Not 162 times a year, but by the time I get home/out of the home office, there's almost always less than a movie's time before the game starts, and I'll generally keep it on until I'm done with whatever I was doing during the game (and since I'm a Red Sox fan, that's probably got me to 11pm). I'm single and don't have a lot else vying for my attention during that time period, but I don't imagine it's completely uncommon.

But it's not like NESN or any other RSN is expecting that; they're figuring on adding an average of one or two commercial breaks plus more exposure for whoever has the show's naming rights and bottom-line ads to the average viewing. Given that NESN has been running them on the days of national games and expanding the length of these shows for a while - they were 30 minutes not-too-long ago, but now generally run an hour, with the pre-game 90 minutes on Fridays and sometimes Mondays - I'm guessing that their numbers show that enough people show up early and stay late to make it worth it, especially if 90 minutes doesn't cost a whole lot more to produce than 30. I mean, heck, you're probably paying the camera and sound guys for a 4-hour shift regardless.
   25. Andere Richtingen Posted: January 25, 2021 at 08:22 PM (#6001724)
(If memory serves, old school WGN called it "The Leadoff Man" and it was more like 15 minutes -- but memory might not serve. Lou Boudreau I thought hosted it in pre-Harry days.)

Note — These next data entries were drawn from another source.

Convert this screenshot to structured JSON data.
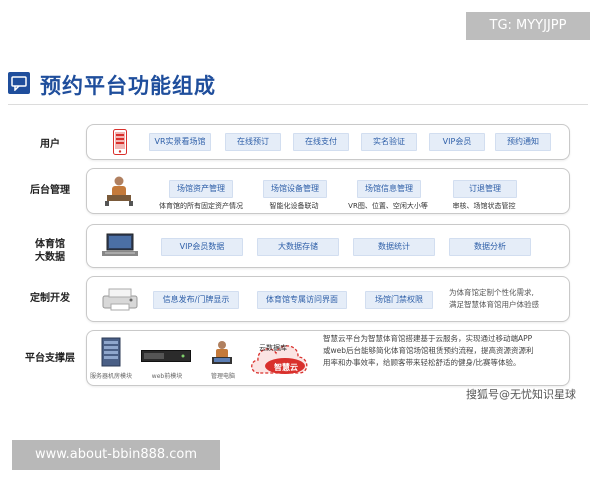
{
  "watermark_top": "TG: MYYJJPP",
  "title": "预约平台功能组成",
  "rows": {
    "user": {
      "label": "用户",
      "pills": [
        "VR实景看场馆",
        "在线预订",
        "在线支付",
        "实名验证",
        "VIP会员",
        "预约通知"
      ]
    },
    "backend": {
      "label": "后台管理",
      "pills": [
        "场馆资产管理",
        "场馆设备管理",
        "场馆信息管理",
        "订退管理"
      ],
      "subs": [
        "体育馆的所有固定资产情况",
        "智能化设备联动",
        "VR图、位置、空闲大小等",
        "审核、场馆状态管控"
      ]
    },
    "bigdata": {
      "label_line1": "体育馆",
      "label_line2": "大数据",
      "pills": [
        "VIP会员数据",
        "大数据存储",
        "数据统计",
        "数据分析"
      ]
    },
    "custom": {
      "label": "定制开发",
      "pills": [
        "信息发布/门牌显示",
        "体育馆专属访问界面",
        "场馆门禁权限"
      ],
      "desc_line1": "为体育馆定制个性化需求,",
      "desc_line2": "满足智慧体育馆用户体验感"
    },
    "support": {
      "label": "平台支撑层",
      "captions": [
        "服务器机房模块",
        "web前模块",
        "管理电脑"
      ],
      "cloud_top": "云数据库",
      "cloud_main": "智慧云",
      "desc_lines": [
        "智慧云平台为智慧体育馆搭建基于云服务，实现通过移动端APP",
        "或web后台能够简化体育馆场馆租赁预约流程，提高资源资源利",
        "用率和办事效率，给顾客带来轻松舒适的健身/比赛等体验。"
      ]
    }
  },
  "watermark_bottom_right": "搜狐号@无忧知识星球",
  "watermark_bottom_left": "www.about-bbin888.com",
  "colors": {
    "accent": "#1f4e9c",
    "pill_bg": "#e5edf8",
    "pill_text": "#2e5fa8",
    "cloud_red": "#d9302c"
  },
  "icons": [
    "chat-bubble-icon",
    "phone-icon",
    "worker-icon",
    "monitor-icon",
    "printer-icon",
    "server-rack-icon",
    "web-server-icon",
    "computer-user-icon",
    "cloud-icon"
  ]
}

That’s right, a lot of that eaten up by commercials. That continued post-Boudreau, with Steve Stone doing the interviews. With most games starting at 1:20 or 2:20, they had twenty minutes to show highlights of the previous game, do a quick interview, and talk about the day’s lineup and a LOT of commercials.

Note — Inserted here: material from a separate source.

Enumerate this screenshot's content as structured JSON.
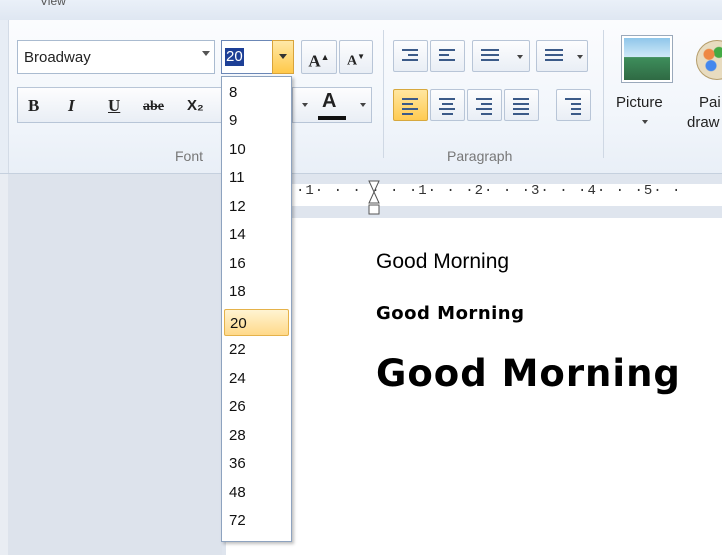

   26. Rob_Wood Posted: January 25, 2021 at 08:36 PM (#6001727)
Hamms beer and Household Finance
   27. Howie Menckel Posted: January 25, 2021 at 11:07 PM (#6001739)
I get the "they'll get 10 viewers rather than 5 for the 7-year-old rerun" angle for regional TV networks airing ad nauseum post-game shows (and kudos to Post 21 for the BWW line).

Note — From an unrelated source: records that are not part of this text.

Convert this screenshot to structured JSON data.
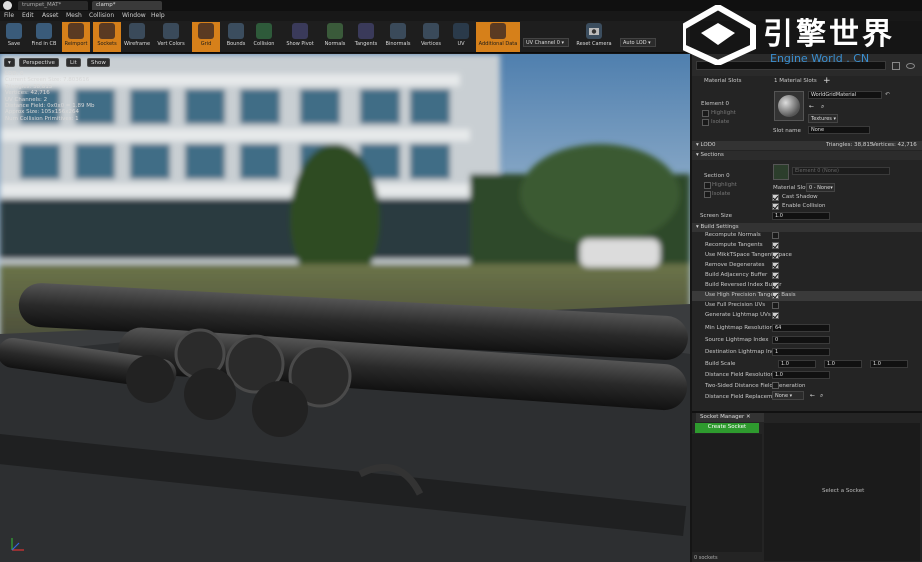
{
  "window": {
    "tabs": [
      "trumpet_MAT*",
      "clamp*"
    ]
  },
  "menu": [
    "File",
    "Edit",
    "Asset",
    "Mesh",
    "Collision",
    "Window",
    "Help"
  ],
  "toolbar": {
    "buttons": [
      {
        "label": "Save",
        "icon": "save-icon",
        "active": false
      },
      {
        "label": "Find in CB",
        "icon": "find-in-cb-icon",
        "active": false
      },
      {
        "label": "Reimport",
        "icon": "reimport-icon",
        "active": true
      },
      {
        "label": "Sockets",
        "icon": "sockets-icon",
        "active": true
      },
      {
        "label": "Wireframe",
        "icon": "wireframe-icon",
        "active": false
      },
      {
        "label": "Vert Colors",
        "icon": "vert-colors-icon",
        "active": false
      },
      {
        "label": "Grid",
        "icon": "grid-icon",
        "active": true
      },
      {
        "label": "Bounds",
        "icon": "bounds-icon",
        "active": false
      },
      {
        "label": "Collision",
        "icon": "collision-icon",
        "active": false
      },
      {
        "label": "Show Pivot",
        "icon": "pivot-icon",
        "active": false
      },
      {
        "label": "Normals",
        "icon": "normals-icon",
        "active": false
      },
      {
        "label": "Tangents",
        "icon": "tangents-icon",
        "active": false
      },
      {
        "label": "Binormals",
        "icon": "binormals-icon",
        "active": false
      },
      {
        "label": "Vertices",
        "icon": "vertices-icon",
        "active": false
      },
      {
        "label": "UV",
        "icon": "uv-icon",
        "active": false
      },
      {
        "label": "Additional Data",
        "icon": "additional-data-icon",
        "active": true
      }
    ],
    "uv_channel": "UV Channel 0",
    "reset_camera": "Reset Camera",
    "lod_select": "Auto LOD"
  },
  "viewport": {
    "perspective": "Perspective",
    "lit": "Lit",
    "show": "Show",
    "stats": [
      "LOD: 0",
      "Current Screen Size: 7.803616",
      "Triangles: 38,815",
      "Vertices: 42,716",
      "UV Channels: 2",
      "Distance Field: 0x0x0 = 1.89 Mb",
      "Approx Size: 105x156x264",
      "Num Collision Primitives: 1"
    ]
  },
  "details": {
    "col_material_slots": "Material Slots",
    "col_material_count": "1 Material Slots",
    "slot_name": "Element 0",
    "highlight": "Highlight",
    "isolate": "Isolate",
    "material_name": "WorldGridMaterial",
    "textures_btn": "Textures",
    "slot_label": "Slot name",
    "slot_value": "None",
    "lod_header": "LOD0",
    "lod_tri": "Triangles: 38,815",
    "lod_vert": "Vertices: 42,716",
    "sections_header": "Sections",
    "section_name": "Section 0",
    "section_material": "Element 0 (None)",
    "material_slot_label": "Material Slot",
    "material_slot_value": "0 - None",
    "cast_shadow": "Cast Shadow",
    "enable_collision": "Enable Collision",
    "screen_size_label": "Screen Size",
    "screen_size_value": "1.0",
    "build_header": "Build Settings",
    "settings": [
      {
        "label": "Recompute Normals",
        "checked": false
      },
      {
        "label": "Recompute Tangents",
        "checked": true
      },
      {
        "label": "Use MikkTSpace Tangent Space",
        "checked": true
      },
      {
        "label": "Remove Degenerates",
        "checked": true
      },
      {
        "label": "Build Adjacency Buffer",
        "checked": true
      },
      {
        "label": "Build Reversed Index Buffer",
        "checked": true
      },
      {
        "label": "Use High Precision Tangent Basis",
        "checked": true
      },
      {
        "label": "Use Full Precision UVs",
        "checked": false
      },
      {
        "label": "Generate Lightmap UVs",
        "checked": true
      }
    ],
    "min_lightmap_label": "Min Lightmap Resolution",
    "min_lightmap_value": "64",
    "src_lightmap_label": "Source Lightmap Index",
    "src_lightmap_value": "0",
    "dst_lightmap_label": "Destination Lightmap Index",
    "dst_lightmap_value": "1",
    "build_scale_label": "Build Scale",
    "build_scale_x": "1.0",
    "build_scale_y": "1.0",
    "build_scale_z": "1.0",
    "dfres_label": "Distance Field Resolution Scale",
    "dfres_value": "1.0",
    "twosided_label": "Two-Sided Distance Field Generation",
    "dfrepl_label": "Distance Field Replacement Mesh",
    "dfrepl_value": "None"
  },
  "socket_panel": {
    "tab": "Socket Manager",
    "create_socket": "Create Socket",
    "select_socket": "Select a Socket",
    "sockets_count": "0 sockets"
  },
  "logo": {
    "chinese": "引擎世界",
    "latin": "Engine World . CN"
  }
}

but on big-market sports talk radio? I'm much more likely to listen to Doris in Rego Park or Jerome in Manhattan asking inane questions than I am to relive the 3 runs scored in the 5th inning of a 9-7 game in excruciating detail. the radio channel doesn't have the universal competition that TV does (well, I used to subscribe to Sirius, but that ended with my last new car purchase and I Siriusly don't miss it or paying for it. if the post-game extends for hours, I'll flip on a news channel or just turn off the radio. and I can't be the only one).
   28. Joyful Calculus Instructor Posted: January 25, 2021 at 11:14 PM (#6001742)
When I watch a game on tv, I don’t watch the post-game, but when I attend a game at the stadium, I like listening to the post-game on the radio during my drive home.
   29. The Yankee Clapper Posted: January 25, 2021 at 11:32 PM (#6001750)
The Nationals are also impacted by the MASN cutbacks, and they’re not happy about it:
“MASN has notified us that they are parting ways with Dan Kolko, Bo Porter and Alex Chappell,” the team wrote. “In addition, MASN has cut Nats Xtra to just 15 minutes pre- and post-game. To say that we are incredibly disappointed and upset by MASN’s decisions would be a gross understatement. To be clear — these decisions were made by MASN and against our wishes.”
It appears that MASN - more accurately, the Orioles - is unwillingly to pay fair market value for the Nationals TV rights, or spend beyond the bare minimum, if that, for pre & post-game production. Seems only fair that the Nationals let MASN out what they must regard as a bad deal.

The timing makes it unlikely that any of those displaced will find full-time work in baseball this season, and few of those affected are at the end of their careers after decades of big media salaries.
   30. DFA Posted: January 25, 2021 at 11:56 PM (#6001757)
I wonder if the purpose of the pre and post game shows from the club perspectives is to sell ads (I mean, I'm sure it is). So perhaps advertisers indicated they were unwilling to pay x price for ads during the pre and post game shows, thus making this an easy decision for MASN?